Gonaïves : l’appréciation de la gourde affecte positivement les prix des produits de première nécessité

Publié le 2020-10-01 | lenouvelliste.com

Dans les principaux marchés publics des Gonaïves, ces derniers jours, les prix des produits de première nécessité connaissent une baisse substantielle. Cette nette amélioration survient suite à l’appréciation de la gourde par rapport au dollar américain. Beaucoup de consommateurs se félicitent des nouveaux tarifs.

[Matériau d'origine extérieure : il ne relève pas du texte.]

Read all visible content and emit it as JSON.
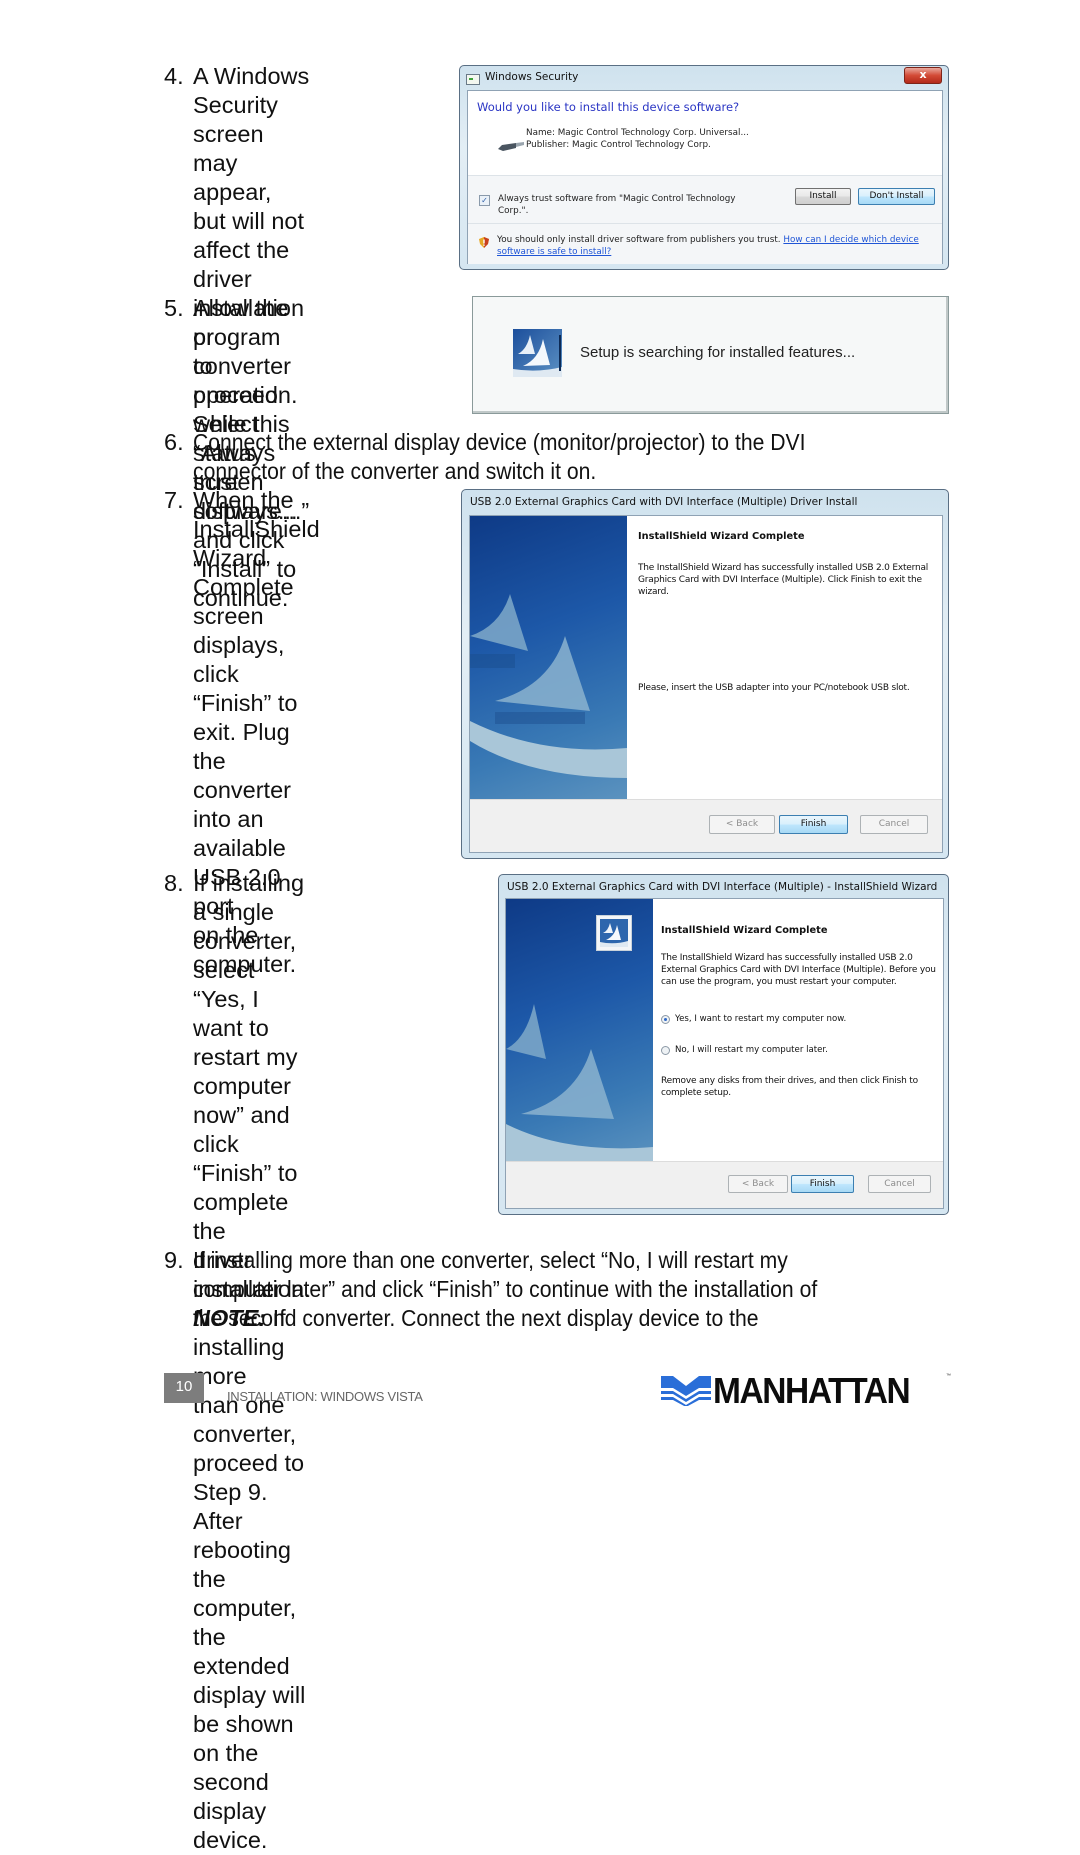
{
  "steps": [
    {
      "num": "4.",
      "text": "A Windows Security\nscreen may appear,\nbut will not affect the\ndriver installation or\nconverter operation.\nSelect “Always trust\nsoftware...” and click\n“Install” to continue."
    },
    {
      "num": "5.",
      "text": "Allow the program to\nproceed while this\nstatus screen displays..."
    },
    {
      "num": "6.",
      "text": "Connect the external display device (monitor/projector) to the DVI\nconnector of the converter and switch it on."
    },
    {
      "num": "7.",
      "text": "When the InstallShield\nWizard Complete\nscreen displays, click\n“Finish” to exit. Plug\nthe converter into an\navailable USB 2.0 port\non the computer."
    },
    {
      "num": "8.",
      "text": "If installing a single\nconverter, select “Yes, I\nwant to restart my\ncomputer now” and click\n“Finish” to complete the\ndriver installation.",
      "note_label": "NOTE:",
      "note_text": " If installing more\nthan one converter,\nproceed to Step 9. After\nrebooting the computer,\nthe extended display will\nbe shown on the second\ndisplay device."
    },
    {
      "num": "9.",
      "text": "If installing more than one converter, select “No, I will restart my\ncomputer later” and click “Finish” to continue with the installation of\nthe second converter. Connect the next display device to the"
    }
  ],
  "windows_security": {
    "title": "Windows Security",
    "close_label": "x",
    "question": "Would you like to install this device software?",
    "name_line": "Name: Magic Control Technology Corp. Universal...",
    "publisher_line": "Publisher: Magic Control Technology Corp.",
    "checkbox_label": "Always trust software from \"Magic Control Technology Corp.\".",
    "checkbox_checked": true,
    "install_label": "Install",
    "dont_install_label": "Don't Install",
    "warning_text": "You should only install driver software from publishers you trust. ",
    "warning_link": "How can I decide which device software is safe to install?"
  },
  "setup_status": {
    "message": "Setup is searching for installed features..."
  },
  "wizard1": {
    "title": "USB 2.0 External Graphics Card with DVI Interface (Multiple) Driver Install",
    "heading": "InstallShield Wizard Complete",
    "para1": "The InstallShield Wizard has successfully installed USB 2.0 External Graphics Card with DVI Interface (Multiple).  Click Finish to exit the wizard.",
    "para2": "Please, insert the USB adapter into your PC/notebook USB slot.",
    "back_label": "< Back",
    "finish_label": "Finish",
    "cancel_label": "Cancel"
  },
  "wizard2": {
    "title": "USB 2.0 External Graphics Card with DVI Interface (Multiple) - InstallShield Wizard",
    "heading": "InstallShield Wizard Complete",
    "para1": "The InstallShield Wizard has successfully installed USB 2.0 External Graphics Card with DVI Interface (Multiple).  Before you can use the program, you must restart your computer.",
    "option_yes": "Yes, I want to restart my computer now.",
    "option_no": "No, I will restart my computer later.",
    "selected_option": "yes",
    "para2": "Remove any disks from their drives, and then click Finish to complete setup.",
    "back_label": "< Back",
    "finish_label": "Finish",
    "cancel_label": "Cancel"
  },
  "footer": {
    "page_number": "10",
    "section": "INSTALLATION: WINDOWS VISTA",
    "brand": "MANHATTAN",
    "trademark": "™",
    "brand_color": "#2a6ed8"
  }
}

Ils appellent les responsables à redoubler d’efforts en vue de stabiliser le marché des changes. 

Au centre commercial des Gonaïves, le nombre de consommateurs augmente. Étant perplexes à la capacité des autorités à valoriser la monnaie nationale, ils saisissent l’opportunité pour remplir leurs paniers. Sourire aux lèvres, Hermione, mère de deux enfants, estime que la baisse est un bon présage. « C’est un pas vers l’amélioration des conditions de vie », a-t-elle soutenu. Dans l’intérêt de la masse défavorisée, elle souhaite la régularisation des prix de tous les produits.  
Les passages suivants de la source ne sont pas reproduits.